|Slogan||Red, a world about to dawn! Black, the night that ends at last!|
|Founded||17 May 1994|
|Newspaper||The Anarchist Observer|
|Official colours||Black and Red|
The Anti-Statist Party is a Gazan political party based upon the ideals of gradualist anarchism. The Anti-Statist Party is considered to be the catalyst of change in what is traditionally referred to as Fosterism, a form of anarchism that embraces a form of anarcho-syndicalism which promotes a stateless society through the gradual elimination of the political system from inside itself. In organising Gazan society into a loose confederation of small, localised communities, then each member of Gazan society as a whole would be essentially, in that regard, free of tyranny or marginalisation by a larger state. While sometimes considered to not be true anarchism, Fosterism and the Anti-Statist Party are sometimes compared to the principle of Socialism in One Country and Communism, with Gaza still existing as a separate, sovereign place in the world. Fosterism is more simply the rejection of an organised nation state, and instead promotes a regional collective of communities to be represented as a single entity when absolutely necessary.

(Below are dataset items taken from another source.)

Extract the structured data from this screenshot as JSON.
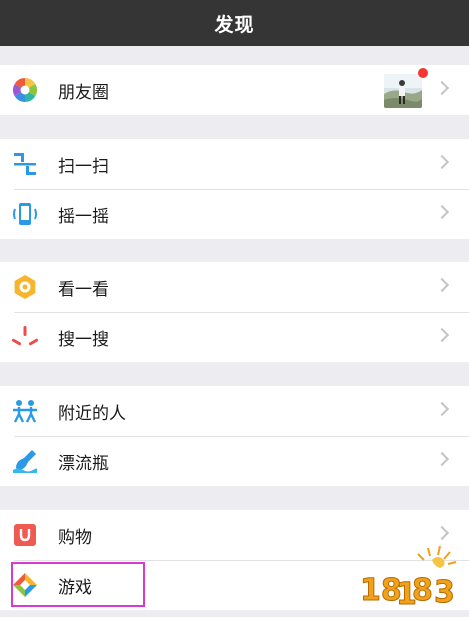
{
  "header": {
    "title": "发现"
  },
  "groups": [
    {
      "items": [
        {
          "label": "朋友圈",
          "icon": "moments-aperture-icon",
          "has_thumbnail": true,
          "has_badge_dot": true
        }
      ]
    },
    {
      "items": [
        {
          "label": "扫一扫",
          "icon": "scan-icon"
        },
        {
          "label": "摇一摇",
          "icon": "shake-phone-icon"
        }
      ]
    },
    {
      "items": [
        {
          "label": "看一看",
          "icon": "top-stories-icon"
        },
        {
          "label": "搜一搜",
          "icon": "search-sparkle-icon"
        }
      ]
    },
    {
      "items": [
        {
          "label": "附近的人",
          "icon": "people-nearby-icon"
        },
        {
          "label": "漂流瓶",
          "icon": "drift-bottle-icon"
        }
      ]
    },
    {
      "items": [
        {
          "label": "购物",
          "icon": "shopping-bag-icon"
        },
        {
          "label": "游戏",
          "icon": "games-icon"
        }
      ]
    }
  ],
  "watermark": {
    "text": "18183"
  },
  "colors": {
    "header_bg": "#353535",
    "page_bg": "#ececf1",
    "badge_dot": "#f43530",
    "highlight_border": "#d63ad0"
  }
}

The Anti-Statist Party was founded on 17 May 1994 as a student organisation in the University of Gaza known as the Anti-Statist League. Over time, as its members became more politically involved, and Frederick Foster became a more influential person within the organisation, the Anti-Statist League eventually became a legitimate means to convey anarchist thought and principle into the government. After regional instability culminated in the 2003 invasion of Iraq, the Anti-Statist Party gained a significant following of younger, more radically inclined members of the Gazan political spectrum, and Fosterism became widely regarded as a principle ideology of the party. The Arab Spring in the Middle East and North Africa brought a sense of rebellion to some members of the party, famously resulting in the 2011 Gazan anarchist protest, which saw the near shutdown of the central parts of Gaza City. Since then, the Anti-Statist Party has won political legitimacy as a movement within Gaza, and is the largest unseated party in the country.
As of the 2015 Gazan leadership elections, the Anti-Statist Party is lead by Frederick Foster and has an approximate membership of about 2,330 people. The largest area of support for the Anti-Statist Party is Gaza City, with most of its members located near or on the campus of the University of Gaza.